“‘YOU fool, this night your life will be demanded of you; and the things you have prepared, to whom will they belong?’ Thus will it be for the one who stores up treasure for himself but is not rich in what matters to God.” (Lk 12,20-21)
These words of Christ can spring to mind a number of things that we have to give due attention to. One is that we need to realize that heaven or God himself is where we came from and where we are supposed to go to. Another is that while the things of this world are important to us, they serve only as means and pathways to go to God. They should not be considered as our end.
The immediate corollary we can derive from these points is that we should be careful in our involvement in the things of this world, since we have a strong, almost irresistible tendency to get swallowed up by earthly and temporal things. We have to develop the Christian virtue of poverty and detachment that would give us the proper attitude toward our earthly and temporal affairs.
In other words, when we have these virtues properly lived, it should be easy for us to leave earthly things behind, no matter how exciting, profitable, successful, etc. these things are, when the time comes for us to be recalled by our Creator and Father who wants us to be his image and likeness, children of his and sharers of his divine life.
Another consideration is that while we should be immersed in our earthly affairs, we should see to it that such immersion should actually enrich us spiritually, that is, lead us to God, or make our love for God and others grow, because the earthly things are precisely for that purpose. That is the law and disposition God has imbued in the earthly things that are made available to us for our use.
We have to see to it that love for God and others should always be the motive of everything that we do—from our thoughts and intentions, to our words, and to our work. It should also be the motive when we have to go through the different circumstances of our life, the good ones as well as the bad ones, our fortunes and our misfortunes.
We have to be wary of our tendency to get entrapped in our earthly and temporal affairs or when we fail to live love for God and for others in the different events and circumstances of our life.
We usually have the strong tendency to be motivated only by human and earthly values in everything that we do. We have to be more wary of this danger and do everything to avoid it or correct it.

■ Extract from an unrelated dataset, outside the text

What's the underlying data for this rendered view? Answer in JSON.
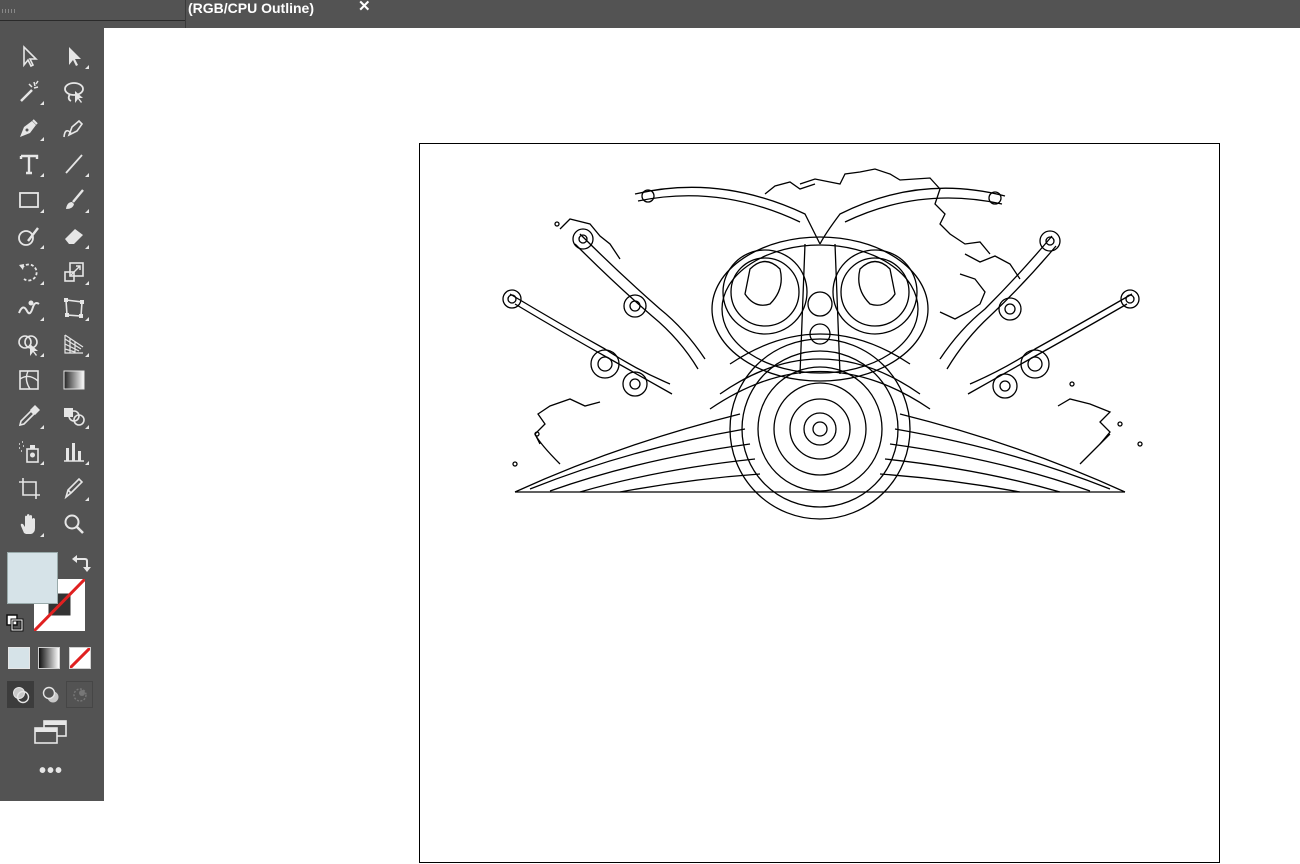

As St. Paul once said: “Whether you eat or drink or whatever you do, do it all for the glory of God.” (1 Cor 10,31) Not contented with this, he again said: “Set your minds on things above, not on earthly things.” (Col 3,2)
Everything that we discover and make use of in the world should lead us to ask ourselves whether what we are discovering are truly in accordance to God’s will, to his true designs of the world, and whether we can discern how they can be used to give glory to God, which is a matter of loving him and serving the whole of humanity.
We have to be wary of the danger of discovering and using things simply in accordance to our own understanding of them and also to our own interest only.